Quanto alle misure chi effettua i suddetti trattamenti deve sempre operare con riferimento a quanto previsto dal paragrafo 1 dell’art. 25 GDPR in relazione alla pseudonimizzazione dei dati, nonché a tutto quanto previsto dall’art. 32 GDPR.

Sul rilascio della dichiarazione sul rischio epidemiologico
A riguardo è intervenuto il Garante che ha precisato che qualora si richieda il rilascio di una dichiarazione attestante la non provenienza dalle zone a rischio epidemiologico e l’assenza di contatti, negli ultimi 14 giorni, con soggetti risultati positivi al COVID-19, è lo stesso Protocollo a ricordare di prestare attenzione alla disciplina sul trattamento dei dati personali, poiché l’acquisizione della dichiarazione costituisce un trattamento dati.
A tal fine (in conformità al cd. principio di minimizzazione ex art. 5, par. 1, lett. c), GDPR) si suggerisce di raccogliere solo i dati necessari, adeguati e pertinenti rispetto alla prevenzione del contagio da COVID-19.
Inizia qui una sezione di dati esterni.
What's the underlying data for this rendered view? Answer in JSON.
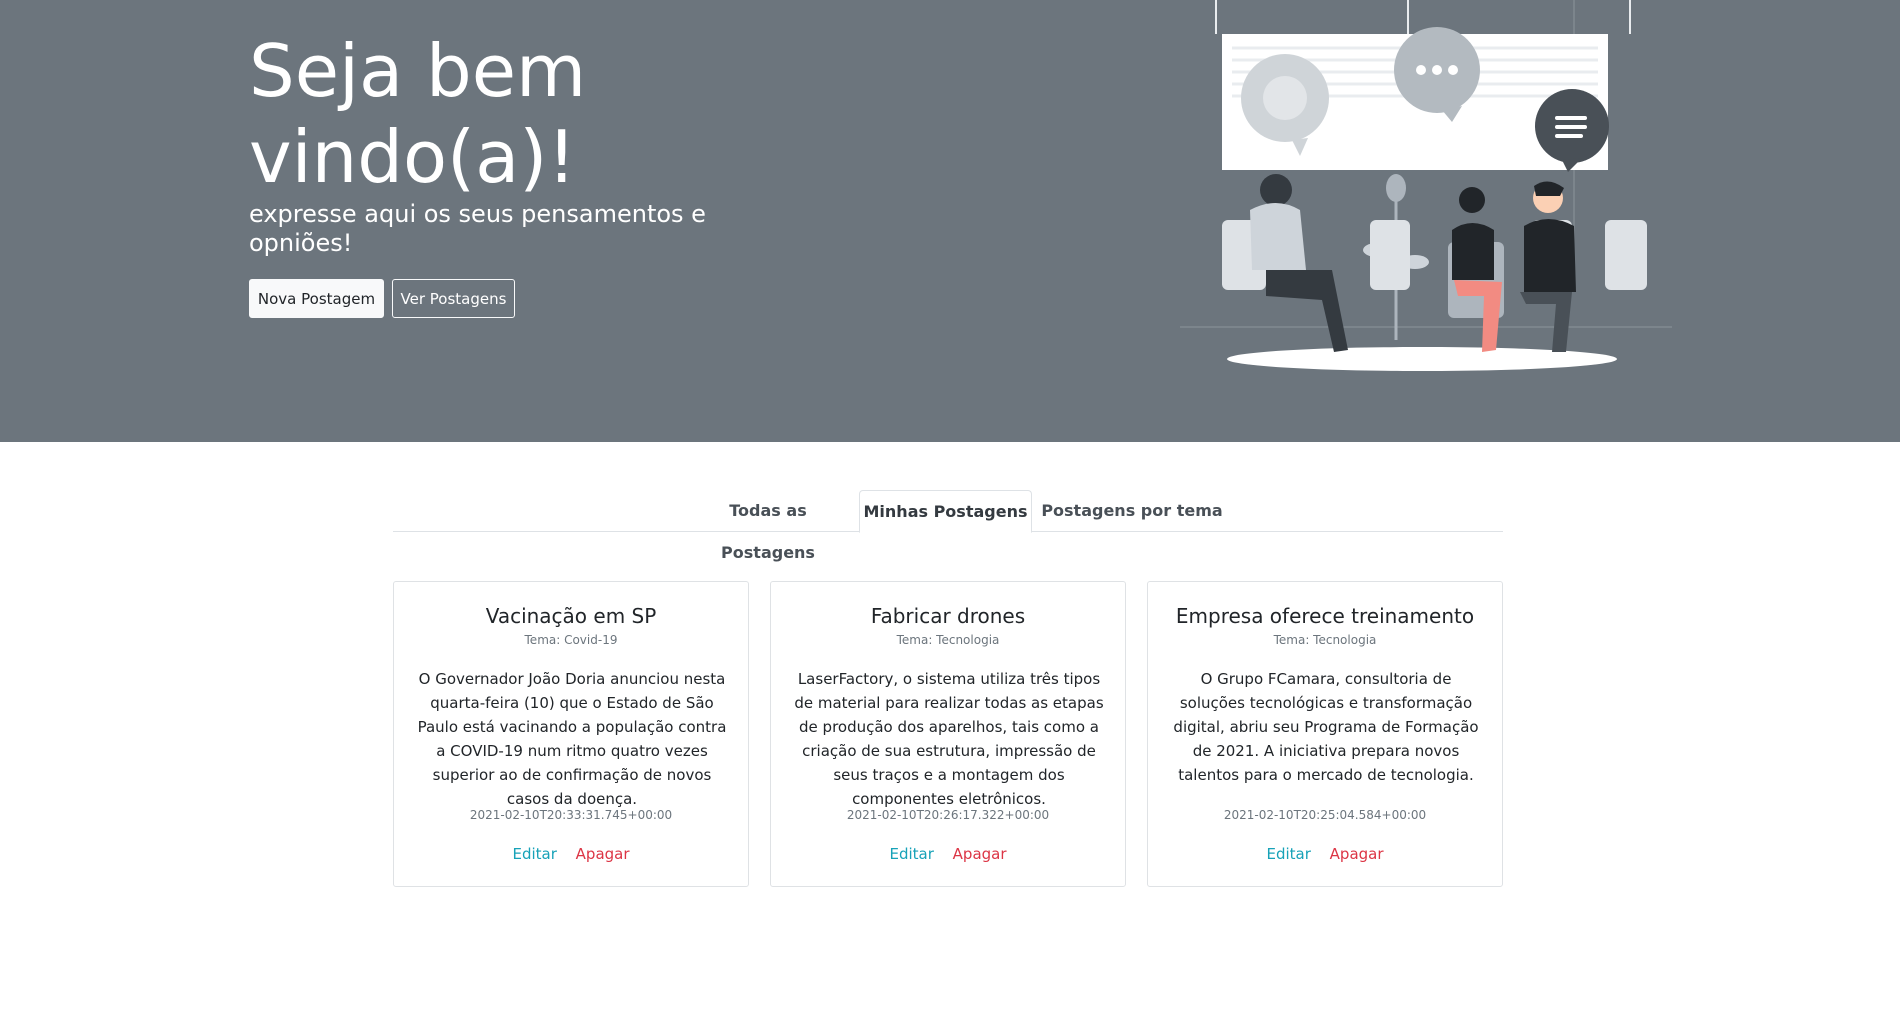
{
  "hero": {
    "title": "Seja bem vindo(a)!",
    "subtitle": "expresse aqui os seus pensamentos e opniões!",
    "new_post_button": "Nova Postagem",
    "view_posts_button": "Ver Postagens",
    "illustration": "people-meeting-illustration"
  },
  "tabs": [
    {
      "label": "Todas as Postagens",
      "active": false
    },
    {
      "label": "Minhas Postagens",
      "active": true
    },
    {
      "label": "Postagens por tema",
      "active": false
    }
  ],
  "posts": [
    {
      "title": "Vacinação em SP",
      "theme": "Tema: Covid-19",
      "text": "O Governador João Doria anunciou nesta quarta-feira (10) que o Estado de São Paulo está vacinando a população contra a COVID-19 num ritmo quatro vezes superior ao de confirmação de novos casos da doença.",
      "date": "2021-02-10T20:33:31.745+00:00",
      "edit_label": "Editar",
      "delete_label": "Apagar"
    },
    {
      "title": "Fabricar drones",
      "theme": "Tema: Tecnologia",
      "text": "LaserFactory, o sistema utiliza três tipos de material para realizar todas as etapas de produção dos aparelhos, tais como a criação de sua estrutura, impressão de seus traços e a montagem dos componentes eletrônicos.",
      "date": "2021-02-10T20:26:17.322+00:00",
      "edit_label": "Editar",
      "delete_label": "Apagar"
    },
    {
      "title": "Empresa oferece treinamento",
      "theme": "Tema: Tecnologia",
      "text": "O Grupo FCamara, consultoria de soluções tecnológicas e transformação digital, abriu seu Programa de Formação de 2021. A iniciativa prepara novos talentos para o mercado de tecnologia.",
      "date": "2021-02-10T20:25:04.584+00:00",
      "edit_label": "Editar",
      "delete_label": "Apagar"
    }
  ],
  "colors": {
    "hero_bg": "#6c757d",
    "edit_link": "#17a2b8",
    "delete_link": "#dc3545"
  }
}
Il datore di lavoro e/o l’azienda, pertanto:
– se richiede una dichiarazione sui contatti con persone risultate positive al COVID-19, deve astenersi dal richiedere informazioni aggiuntive in merito alla persona risultata positiva,
– se richiede una dichiarazione sulla provenienza da zone a rischio epidemiologico, deve astenersi dal richiedere informazioni aggiuntive in merito alle specificità dei luoghi.
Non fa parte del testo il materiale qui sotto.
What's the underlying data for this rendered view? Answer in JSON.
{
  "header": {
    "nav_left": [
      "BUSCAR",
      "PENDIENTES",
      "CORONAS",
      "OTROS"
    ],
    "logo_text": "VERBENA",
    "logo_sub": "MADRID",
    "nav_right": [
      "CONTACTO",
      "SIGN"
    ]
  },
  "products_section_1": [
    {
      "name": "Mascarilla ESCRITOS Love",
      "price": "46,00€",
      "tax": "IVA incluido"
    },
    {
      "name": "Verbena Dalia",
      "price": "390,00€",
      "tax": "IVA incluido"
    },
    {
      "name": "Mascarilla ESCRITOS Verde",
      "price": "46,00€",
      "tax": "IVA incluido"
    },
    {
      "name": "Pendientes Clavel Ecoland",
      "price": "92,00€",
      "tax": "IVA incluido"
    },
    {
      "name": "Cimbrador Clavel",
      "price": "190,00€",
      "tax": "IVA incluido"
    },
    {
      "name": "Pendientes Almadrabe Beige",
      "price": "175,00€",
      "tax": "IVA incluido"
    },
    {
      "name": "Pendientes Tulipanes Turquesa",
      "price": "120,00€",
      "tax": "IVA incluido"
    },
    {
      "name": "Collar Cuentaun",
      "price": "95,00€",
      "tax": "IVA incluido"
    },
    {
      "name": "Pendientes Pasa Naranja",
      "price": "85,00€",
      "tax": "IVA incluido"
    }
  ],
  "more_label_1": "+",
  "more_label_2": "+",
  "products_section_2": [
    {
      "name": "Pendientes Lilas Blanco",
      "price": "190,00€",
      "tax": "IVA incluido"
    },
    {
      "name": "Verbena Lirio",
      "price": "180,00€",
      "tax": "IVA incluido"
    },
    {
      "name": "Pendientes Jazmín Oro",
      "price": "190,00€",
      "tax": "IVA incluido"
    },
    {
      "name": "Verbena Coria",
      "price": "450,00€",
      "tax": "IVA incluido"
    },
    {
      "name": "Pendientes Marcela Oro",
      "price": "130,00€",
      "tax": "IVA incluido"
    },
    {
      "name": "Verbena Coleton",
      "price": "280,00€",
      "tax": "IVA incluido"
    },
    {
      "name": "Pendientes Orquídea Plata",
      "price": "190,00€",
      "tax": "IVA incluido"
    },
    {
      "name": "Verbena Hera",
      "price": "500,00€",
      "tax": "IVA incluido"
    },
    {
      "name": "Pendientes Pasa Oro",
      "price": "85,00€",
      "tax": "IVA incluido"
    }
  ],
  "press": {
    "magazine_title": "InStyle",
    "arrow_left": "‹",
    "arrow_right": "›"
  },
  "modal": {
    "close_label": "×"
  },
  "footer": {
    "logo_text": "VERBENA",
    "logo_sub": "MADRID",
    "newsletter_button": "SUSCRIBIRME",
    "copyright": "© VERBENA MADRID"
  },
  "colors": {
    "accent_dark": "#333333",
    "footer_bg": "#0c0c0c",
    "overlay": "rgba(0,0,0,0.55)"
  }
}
4) Lo Statement del Comitato Europeo per la protezione dei dati del 16 marzo 2020 GDPR e coronavirus: l’intervento dell’EDPB

In data 16 marzo 2020 la Presidente del Comitato Europeo per la Protezione dei Dati (EDPB) si è espressa, attraverso l’emanazione di uno Statement, su come applicare la normativa sulla protezione dei dati personali nel contesto della crisi legata al coronavirus.
Tale intervento si è reso necessario al fine di tentare di armonizzare le precedenti indicazioni fornite dalle numerose autorità Garanti Europee, che nei giorni si scorsi si sono espresse, in modo spesso discordante, in materia. In primo luogo, l’EDPB ha chiarito che la normativa sulla privacy, non costituisce un limite all’adozione di misure per combattere la pandemia del coronavirus. Anzi sottolinea il Comitato come il proprio il Regolamento Europeo offra svariate basi giuridiche che possono essere utilizzate, in alternativa al consenso, per poter trattare dati personali come misura di contenimento del contagio.
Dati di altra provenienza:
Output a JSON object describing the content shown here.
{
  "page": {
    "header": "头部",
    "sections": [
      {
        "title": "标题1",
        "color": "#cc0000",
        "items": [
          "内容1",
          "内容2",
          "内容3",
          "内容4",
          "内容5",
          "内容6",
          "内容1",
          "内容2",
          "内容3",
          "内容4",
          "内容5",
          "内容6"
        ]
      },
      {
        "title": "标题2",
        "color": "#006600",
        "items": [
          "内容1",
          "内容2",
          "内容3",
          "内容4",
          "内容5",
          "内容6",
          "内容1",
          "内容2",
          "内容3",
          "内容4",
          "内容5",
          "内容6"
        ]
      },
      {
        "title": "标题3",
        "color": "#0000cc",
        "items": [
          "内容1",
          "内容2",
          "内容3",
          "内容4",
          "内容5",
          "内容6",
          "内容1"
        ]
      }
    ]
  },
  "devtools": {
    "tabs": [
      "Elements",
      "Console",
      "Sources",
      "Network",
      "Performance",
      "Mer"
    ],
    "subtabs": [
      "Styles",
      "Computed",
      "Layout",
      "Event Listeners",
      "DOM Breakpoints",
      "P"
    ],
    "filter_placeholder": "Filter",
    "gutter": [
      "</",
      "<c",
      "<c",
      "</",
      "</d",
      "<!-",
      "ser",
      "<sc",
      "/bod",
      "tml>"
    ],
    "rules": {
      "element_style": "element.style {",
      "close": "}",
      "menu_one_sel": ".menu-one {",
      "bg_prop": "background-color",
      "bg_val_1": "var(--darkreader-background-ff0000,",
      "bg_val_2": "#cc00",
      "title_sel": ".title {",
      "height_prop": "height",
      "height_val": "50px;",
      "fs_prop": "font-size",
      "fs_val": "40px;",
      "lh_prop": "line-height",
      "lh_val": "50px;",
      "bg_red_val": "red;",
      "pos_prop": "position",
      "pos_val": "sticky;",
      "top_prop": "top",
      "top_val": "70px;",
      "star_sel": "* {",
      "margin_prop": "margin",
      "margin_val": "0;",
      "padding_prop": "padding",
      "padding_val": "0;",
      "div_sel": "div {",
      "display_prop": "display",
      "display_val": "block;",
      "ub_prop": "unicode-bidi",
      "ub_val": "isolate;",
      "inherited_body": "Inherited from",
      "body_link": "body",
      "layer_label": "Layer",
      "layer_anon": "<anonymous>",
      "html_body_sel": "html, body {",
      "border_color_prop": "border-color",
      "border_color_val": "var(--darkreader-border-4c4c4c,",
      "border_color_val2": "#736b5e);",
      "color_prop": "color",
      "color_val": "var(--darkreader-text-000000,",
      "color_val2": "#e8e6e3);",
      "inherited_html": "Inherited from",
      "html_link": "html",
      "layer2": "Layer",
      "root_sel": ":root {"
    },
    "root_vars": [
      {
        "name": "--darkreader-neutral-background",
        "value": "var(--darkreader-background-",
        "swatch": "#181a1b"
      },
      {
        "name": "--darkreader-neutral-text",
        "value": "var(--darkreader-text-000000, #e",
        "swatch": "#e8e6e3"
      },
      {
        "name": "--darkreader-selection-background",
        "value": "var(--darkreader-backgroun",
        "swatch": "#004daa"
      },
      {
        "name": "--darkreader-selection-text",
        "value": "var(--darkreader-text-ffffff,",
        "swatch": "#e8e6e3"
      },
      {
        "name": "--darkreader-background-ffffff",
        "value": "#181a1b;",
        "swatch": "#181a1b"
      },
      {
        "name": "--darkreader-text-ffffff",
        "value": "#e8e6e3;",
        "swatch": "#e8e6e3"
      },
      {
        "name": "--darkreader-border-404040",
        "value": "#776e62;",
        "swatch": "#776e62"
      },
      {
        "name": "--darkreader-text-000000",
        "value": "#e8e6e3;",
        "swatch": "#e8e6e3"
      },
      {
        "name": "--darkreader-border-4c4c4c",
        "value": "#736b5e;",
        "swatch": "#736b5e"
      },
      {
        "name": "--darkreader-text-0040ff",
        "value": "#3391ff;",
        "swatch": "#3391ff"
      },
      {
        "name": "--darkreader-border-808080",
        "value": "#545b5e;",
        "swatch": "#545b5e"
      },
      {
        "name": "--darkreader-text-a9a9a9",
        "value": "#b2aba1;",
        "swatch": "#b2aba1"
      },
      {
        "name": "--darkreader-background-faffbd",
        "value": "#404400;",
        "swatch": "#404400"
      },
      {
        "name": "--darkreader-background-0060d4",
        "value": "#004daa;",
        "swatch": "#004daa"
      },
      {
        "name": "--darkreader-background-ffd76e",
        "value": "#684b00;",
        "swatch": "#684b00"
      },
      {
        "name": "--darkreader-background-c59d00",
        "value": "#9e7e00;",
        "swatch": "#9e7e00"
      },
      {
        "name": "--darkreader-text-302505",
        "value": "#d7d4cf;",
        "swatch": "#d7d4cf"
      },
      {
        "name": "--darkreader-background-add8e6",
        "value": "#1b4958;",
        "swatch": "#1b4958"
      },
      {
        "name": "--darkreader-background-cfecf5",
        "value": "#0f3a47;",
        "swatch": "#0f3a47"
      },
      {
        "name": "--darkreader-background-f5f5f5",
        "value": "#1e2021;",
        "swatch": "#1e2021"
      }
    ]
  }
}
L’EDPB indica in particolare che il trattamento potrebbe essere giustificato se:
a) “necessario per motivi di interesse pubblico nel settore della sanità pubblica”;
b) “necessario per tutelare un interesse vitale dell’interessato o di un’altra persona fisica”
c) “necessario per adempiere un obbligo legale”

Alla luce di quanto affermato il Comitato sembra essere in linea con i provvedimenti di urgenza che, negli ultimi giorni, potrebbero sembrare, ad un primo sguardo, aver compresso la sfera dei diritti legati alla tutela dei dati personali.
Con l’emanazione dello Statement si può affermare che l’EDPB sembri aperto alla possibilità di consentire alle aziende di raccogliere i dati personali dei propri dipendenti e di altri, compresi i dati sanitari, per prevenire la diffusione del virus, almeno se ciò avviene secondo criteri di proporzionalità e nel rispetto della dignità di ogni individuo.

Alla luce delle normative e delle indicazioni sopra esposte, ed in attesa, di ricevere indicazioni più puntuali, sia a livello nazionale che comunitario, si raccomanda di limitare i trattamenti a quelli ritenuti strettamente necessari, e di effettuarli sempre nel rispetto delle disposizioni della normativa GDPR nonché nel rispetto della dignità umana.